Another weirdness is that it loves tagging things with "USD", which I assume refers to the currency. It tagged over 217 posts with that. Anything which mentions an amount of money and a ‘$’ symbol seems to get tagged with it, which makes some sense, but isn’t terribly useful. As a human, I’d expect things to be tagged ‘USD’ which actually concerned international currency exchange.

There are also topics it seems totally hopeless at finding keywords for. I’ve written several entire posts about the budgerigar, for example, and it hasn’t picked out that "budgerigar" or "parakeet" would be a good tag for them.

So overall, it’s useful, but don’t expect to be able to throw a lot of text at it and get good tags out without doing some post-filtering. It seems to pick up things that Bayesian analysis isn’t good at spotting, however.

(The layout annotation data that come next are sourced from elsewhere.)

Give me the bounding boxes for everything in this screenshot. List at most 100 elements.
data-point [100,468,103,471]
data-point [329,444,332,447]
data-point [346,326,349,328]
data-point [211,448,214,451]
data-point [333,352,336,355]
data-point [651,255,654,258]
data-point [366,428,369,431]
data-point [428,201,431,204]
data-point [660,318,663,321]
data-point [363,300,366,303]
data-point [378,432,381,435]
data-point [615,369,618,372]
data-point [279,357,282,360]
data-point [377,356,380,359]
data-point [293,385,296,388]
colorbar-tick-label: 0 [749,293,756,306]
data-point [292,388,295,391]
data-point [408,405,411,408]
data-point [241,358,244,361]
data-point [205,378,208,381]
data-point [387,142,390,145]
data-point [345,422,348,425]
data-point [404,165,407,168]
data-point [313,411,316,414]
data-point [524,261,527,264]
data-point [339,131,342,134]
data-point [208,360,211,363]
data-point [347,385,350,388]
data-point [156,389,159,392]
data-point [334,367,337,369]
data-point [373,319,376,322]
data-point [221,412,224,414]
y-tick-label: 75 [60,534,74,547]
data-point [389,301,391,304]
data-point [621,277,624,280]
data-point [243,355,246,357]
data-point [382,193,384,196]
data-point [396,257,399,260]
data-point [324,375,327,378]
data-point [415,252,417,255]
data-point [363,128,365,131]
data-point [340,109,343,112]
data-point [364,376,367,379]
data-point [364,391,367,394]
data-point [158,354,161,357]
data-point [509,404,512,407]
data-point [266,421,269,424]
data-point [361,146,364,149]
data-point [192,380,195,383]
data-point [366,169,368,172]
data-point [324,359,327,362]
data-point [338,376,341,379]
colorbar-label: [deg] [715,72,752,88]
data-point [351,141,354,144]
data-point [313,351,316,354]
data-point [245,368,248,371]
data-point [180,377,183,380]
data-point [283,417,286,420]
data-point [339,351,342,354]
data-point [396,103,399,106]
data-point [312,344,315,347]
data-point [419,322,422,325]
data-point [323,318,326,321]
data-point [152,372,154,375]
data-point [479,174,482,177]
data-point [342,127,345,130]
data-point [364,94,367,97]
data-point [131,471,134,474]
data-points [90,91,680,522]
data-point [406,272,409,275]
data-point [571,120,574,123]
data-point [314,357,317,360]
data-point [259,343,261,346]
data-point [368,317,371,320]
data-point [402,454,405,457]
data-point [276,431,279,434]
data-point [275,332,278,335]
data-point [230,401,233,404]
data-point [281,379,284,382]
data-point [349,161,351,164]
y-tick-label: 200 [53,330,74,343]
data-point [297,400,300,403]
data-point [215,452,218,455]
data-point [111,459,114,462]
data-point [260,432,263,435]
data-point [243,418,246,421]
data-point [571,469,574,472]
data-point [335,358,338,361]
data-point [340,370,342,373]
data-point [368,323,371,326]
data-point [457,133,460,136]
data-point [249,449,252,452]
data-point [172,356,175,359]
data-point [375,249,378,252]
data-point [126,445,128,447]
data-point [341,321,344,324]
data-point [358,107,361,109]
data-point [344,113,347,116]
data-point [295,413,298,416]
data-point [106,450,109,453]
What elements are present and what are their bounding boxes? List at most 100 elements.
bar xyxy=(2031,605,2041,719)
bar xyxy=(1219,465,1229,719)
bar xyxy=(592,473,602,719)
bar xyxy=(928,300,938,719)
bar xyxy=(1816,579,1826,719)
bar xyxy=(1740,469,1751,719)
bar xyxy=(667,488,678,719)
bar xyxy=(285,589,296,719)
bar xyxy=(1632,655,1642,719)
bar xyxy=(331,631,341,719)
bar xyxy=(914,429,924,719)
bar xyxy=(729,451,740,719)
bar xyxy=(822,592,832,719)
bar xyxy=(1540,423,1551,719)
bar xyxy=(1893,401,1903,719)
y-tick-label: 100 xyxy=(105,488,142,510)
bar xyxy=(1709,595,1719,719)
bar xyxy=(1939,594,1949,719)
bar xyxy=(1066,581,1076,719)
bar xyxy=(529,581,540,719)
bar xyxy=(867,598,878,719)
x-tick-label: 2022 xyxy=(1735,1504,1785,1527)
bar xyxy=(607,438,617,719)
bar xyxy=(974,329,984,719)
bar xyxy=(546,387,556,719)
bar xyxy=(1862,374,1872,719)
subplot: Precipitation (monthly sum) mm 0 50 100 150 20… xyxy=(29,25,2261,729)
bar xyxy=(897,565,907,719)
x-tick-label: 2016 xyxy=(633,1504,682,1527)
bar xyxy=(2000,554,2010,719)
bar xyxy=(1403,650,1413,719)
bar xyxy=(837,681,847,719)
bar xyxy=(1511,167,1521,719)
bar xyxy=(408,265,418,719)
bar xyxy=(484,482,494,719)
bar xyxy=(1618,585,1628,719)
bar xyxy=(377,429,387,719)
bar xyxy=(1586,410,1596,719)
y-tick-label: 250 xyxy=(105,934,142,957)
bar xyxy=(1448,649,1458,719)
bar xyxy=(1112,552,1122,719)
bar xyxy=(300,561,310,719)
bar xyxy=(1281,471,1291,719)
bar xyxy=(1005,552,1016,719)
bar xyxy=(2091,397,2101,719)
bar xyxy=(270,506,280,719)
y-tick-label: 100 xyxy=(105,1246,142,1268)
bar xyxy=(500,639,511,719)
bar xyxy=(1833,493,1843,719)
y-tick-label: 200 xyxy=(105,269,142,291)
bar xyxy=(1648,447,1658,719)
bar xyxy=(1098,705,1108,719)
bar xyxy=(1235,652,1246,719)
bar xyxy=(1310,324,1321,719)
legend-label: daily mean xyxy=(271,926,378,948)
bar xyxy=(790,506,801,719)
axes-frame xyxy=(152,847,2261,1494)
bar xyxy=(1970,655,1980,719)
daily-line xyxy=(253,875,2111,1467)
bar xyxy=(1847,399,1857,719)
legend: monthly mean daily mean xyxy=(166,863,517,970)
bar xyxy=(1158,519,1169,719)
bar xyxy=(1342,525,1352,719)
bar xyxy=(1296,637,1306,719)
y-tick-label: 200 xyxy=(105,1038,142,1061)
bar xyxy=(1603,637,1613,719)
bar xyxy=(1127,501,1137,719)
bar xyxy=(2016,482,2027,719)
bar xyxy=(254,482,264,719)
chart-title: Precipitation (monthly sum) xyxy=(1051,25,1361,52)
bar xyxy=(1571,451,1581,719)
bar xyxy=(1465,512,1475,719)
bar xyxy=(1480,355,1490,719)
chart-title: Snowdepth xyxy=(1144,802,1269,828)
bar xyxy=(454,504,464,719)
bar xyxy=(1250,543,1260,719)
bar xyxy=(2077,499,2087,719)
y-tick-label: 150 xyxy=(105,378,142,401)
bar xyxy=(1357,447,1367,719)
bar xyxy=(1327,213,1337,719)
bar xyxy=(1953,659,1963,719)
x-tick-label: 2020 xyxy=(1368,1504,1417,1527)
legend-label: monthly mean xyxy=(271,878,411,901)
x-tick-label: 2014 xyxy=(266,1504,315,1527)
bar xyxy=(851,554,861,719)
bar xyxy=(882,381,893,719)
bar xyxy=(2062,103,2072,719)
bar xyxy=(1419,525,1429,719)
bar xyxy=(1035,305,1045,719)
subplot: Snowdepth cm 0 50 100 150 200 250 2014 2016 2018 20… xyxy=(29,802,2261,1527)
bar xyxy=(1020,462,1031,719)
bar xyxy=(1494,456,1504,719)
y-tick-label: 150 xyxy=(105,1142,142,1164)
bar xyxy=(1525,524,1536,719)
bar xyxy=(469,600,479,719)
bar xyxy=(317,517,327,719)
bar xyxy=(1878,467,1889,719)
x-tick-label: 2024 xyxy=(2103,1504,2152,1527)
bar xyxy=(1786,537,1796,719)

I upgraded to the latest WordPress. I’ve checked LiveJournal OpenID login, and it works. However, since some people have complained that they can’t get it to work, I’ve also enabled manual signup.

I also took a look through the available plugins, and found the OpenCalais Archive Tagger. It uses the Reuters OpenCalais project, a database of semantic information, to automatically go back and add relevant tags to all your previous posts. I’m giving it a go, I figure anything that can make it easier to find interesting stuff amongst the 20 years of writing here has to be worthwhile.

WordPress 2.3 is out, with official tag support. I’ve just finished upgrading, and tags now work properly. I had to hack together some SQL + Ruby to convert everything, but it should all be done now.

Atom feeds and OpenID support should hopefully work as before; let me know if you notice anything strange. I’m going to test by replying to this…

Update: It works. And excitingly, you no longer have to hack code to get OpenID support working to and from LiveJournal.